Za TM😢- 25.03.2025. 16 letni - Łatuś , zaniedbany i po urazie, wrócił do zdrowia i sił. W dt potem w hoteliku. Przed Świętami w grudniu 2024 znalazł dom :). Dziękuję.


Recommended Posts

Posted
Dnia 4.11.2022 o 19:08, agat21 napisał:

On ma oczka podobne do Dżekusia, to znaczy spojrzenie. 
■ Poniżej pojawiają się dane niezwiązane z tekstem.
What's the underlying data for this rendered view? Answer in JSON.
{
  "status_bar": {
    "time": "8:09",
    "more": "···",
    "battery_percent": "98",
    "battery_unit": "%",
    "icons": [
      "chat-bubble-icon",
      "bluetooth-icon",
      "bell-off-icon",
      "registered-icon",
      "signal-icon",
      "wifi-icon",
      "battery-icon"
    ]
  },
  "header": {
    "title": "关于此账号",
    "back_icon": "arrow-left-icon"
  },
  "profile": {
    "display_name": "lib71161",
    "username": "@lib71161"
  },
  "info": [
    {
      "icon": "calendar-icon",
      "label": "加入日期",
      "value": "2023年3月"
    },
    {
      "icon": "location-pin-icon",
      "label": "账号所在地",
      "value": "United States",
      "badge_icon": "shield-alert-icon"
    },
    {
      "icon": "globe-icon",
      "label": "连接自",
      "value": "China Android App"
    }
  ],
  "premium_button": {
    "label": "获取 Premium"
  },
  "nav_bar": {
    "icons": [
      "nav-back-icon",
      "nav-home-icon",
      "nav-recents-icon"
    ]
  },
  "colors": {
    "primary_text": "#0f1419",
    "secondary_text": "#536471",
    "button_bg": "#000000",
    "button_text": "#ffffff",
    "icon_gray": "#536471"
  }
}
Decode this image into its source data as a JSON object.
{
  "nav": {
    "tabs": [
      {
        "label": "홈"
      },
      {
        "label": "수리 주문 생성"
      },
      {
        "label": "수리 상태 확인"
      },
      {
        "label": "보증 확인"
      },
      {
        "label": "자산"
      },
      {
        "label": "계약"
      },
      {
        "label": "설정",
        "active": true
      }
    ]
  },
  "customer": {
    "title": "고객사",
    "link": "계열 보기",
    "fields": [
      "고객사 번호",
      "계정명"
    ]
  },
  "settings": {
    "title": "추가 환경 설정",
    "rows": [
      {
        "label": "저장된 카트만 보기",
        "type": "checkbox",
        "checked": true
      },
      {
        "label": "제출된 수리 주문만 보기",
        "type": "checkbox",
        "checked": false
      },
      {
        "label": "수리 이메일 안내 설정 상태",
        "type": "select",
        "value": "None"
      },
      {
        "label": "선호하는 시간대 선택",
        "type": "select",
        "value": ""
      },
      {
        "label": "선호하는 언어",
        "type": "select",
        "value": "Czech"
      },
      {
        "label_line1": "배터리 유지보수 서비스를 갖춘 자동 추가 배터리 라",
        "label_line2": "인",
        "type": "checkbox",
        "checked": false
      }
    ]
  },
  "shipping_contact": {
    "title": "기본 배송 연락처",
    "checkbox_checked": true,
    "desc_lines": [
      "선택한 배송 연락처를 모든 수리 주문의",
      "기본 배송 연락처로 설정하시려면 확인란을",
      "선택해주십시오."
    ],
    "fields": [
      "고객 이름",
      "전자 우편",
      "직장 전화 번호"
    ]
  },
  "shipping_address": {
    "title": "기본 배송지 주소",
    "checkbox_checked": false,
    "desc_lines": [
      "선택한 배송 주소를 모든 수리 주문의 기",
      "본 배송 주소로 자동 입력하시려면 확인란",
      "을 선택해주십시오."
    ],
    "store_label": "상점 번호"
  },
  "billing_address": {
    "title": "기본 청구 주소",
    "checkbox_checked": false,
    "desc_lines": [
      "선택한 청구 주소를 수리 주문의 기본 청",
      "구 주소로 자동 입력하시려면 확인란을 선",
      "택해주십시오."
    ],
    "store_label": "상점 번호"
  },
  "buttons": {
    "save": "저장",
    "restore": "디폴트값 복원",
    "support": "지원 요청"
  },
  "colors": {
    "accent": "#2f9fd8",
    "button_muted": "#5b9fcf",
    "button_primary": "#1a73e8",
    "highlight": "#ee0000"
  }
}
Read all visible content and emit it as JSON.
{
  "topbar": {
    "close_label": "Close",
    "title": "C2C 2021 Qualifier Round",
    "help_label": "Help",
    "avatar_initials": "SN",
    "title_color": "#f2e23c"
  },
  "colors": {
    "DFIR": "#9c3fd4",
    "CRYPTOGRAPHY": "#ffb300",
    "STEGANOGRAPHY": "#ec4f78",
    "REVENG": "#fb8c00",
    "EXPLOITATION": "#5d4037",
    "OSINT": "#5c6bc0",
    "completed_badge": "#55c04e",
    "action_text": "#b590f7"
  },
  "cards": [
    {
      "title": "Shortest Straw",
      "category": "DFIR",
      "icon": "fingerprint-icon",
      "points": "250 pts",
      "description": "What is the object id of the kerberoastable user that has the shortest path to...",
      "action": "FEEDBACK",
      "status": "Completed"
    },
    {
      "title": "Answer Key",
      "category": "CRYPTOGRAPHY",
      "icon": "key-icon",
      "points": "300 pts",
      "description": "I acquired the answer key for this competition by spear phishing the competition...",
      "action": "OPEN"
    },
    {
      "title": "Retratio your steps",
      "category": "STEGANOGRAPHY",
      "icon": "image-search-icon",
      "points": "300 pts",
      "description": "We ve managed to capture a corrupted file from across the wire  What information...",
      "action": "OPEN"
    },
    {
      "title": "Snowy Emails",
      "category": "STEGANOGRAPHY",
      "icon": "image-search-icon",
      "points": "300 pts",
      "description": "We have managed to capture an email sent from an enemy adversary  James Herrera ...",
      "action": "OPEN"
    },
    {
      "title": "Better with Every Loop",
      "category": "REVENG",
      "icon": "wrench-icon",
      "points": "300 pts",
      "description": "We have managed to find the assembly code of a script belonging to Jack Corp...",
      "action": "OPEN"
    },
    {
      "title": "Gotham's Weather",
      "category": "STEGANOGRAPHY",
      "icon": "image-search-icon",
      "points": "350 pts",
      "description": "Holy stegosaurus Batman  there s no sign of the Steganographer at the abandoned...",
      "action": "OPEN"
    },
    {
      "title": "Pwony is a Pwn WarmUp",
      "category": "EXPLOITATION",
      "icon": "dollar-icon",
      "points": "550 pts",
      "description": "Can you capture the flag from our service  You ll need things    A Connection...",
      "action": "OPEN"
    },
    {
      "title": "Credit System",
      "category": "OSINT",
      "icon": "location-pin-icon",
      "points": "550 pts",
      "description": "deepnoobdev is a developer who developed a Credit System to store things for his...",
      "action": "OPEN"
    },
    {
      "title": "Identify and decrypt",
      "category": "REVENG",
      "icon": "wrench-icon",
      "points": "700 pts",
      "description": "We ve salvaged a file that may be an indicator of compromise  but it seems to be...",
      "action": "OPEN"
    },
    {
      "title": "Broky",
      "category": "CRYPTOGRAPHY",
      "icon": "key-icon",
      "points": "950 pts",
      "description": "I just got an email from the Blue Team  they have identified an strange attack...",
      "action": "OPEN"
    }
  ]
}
Tak, dziadeczki mają takie charakterystyczne spojrzenie ...   już nie ten łobuzerski błysk, ale taką życiową mądrość - trochę smutku, trochę nadziei ...  

łacio.jpg

  • Like 1
Posted

Właśnie wróciliśmy od weta, jeszcze się tak rozpadało. Nie wiem od czego zacząć, tyle rzeczy jest. To po kolei, w uszkach drożdżaki - (preparat) , oczko jedno zaropiałe, mocny stan zapalny (recepta na krople) ząbki nienajgorsze, sierść - pchły (kropelki),(odrobaczenie), szampon, test płytkowy na lamblie - ujemny, usg pęcherza - obraz nieprawidłowy, nie powiem z jakim podejrzeniem, do konsultacji, po badaniu moczu, do usg z próbką z pęcherza, badanie krwi - profil geriatryczny. Kartę z przebiegu wizyty dostanę na maila, to wkleję. Mam fakturę, zapłaciłam 545zł. A to dopiero początek.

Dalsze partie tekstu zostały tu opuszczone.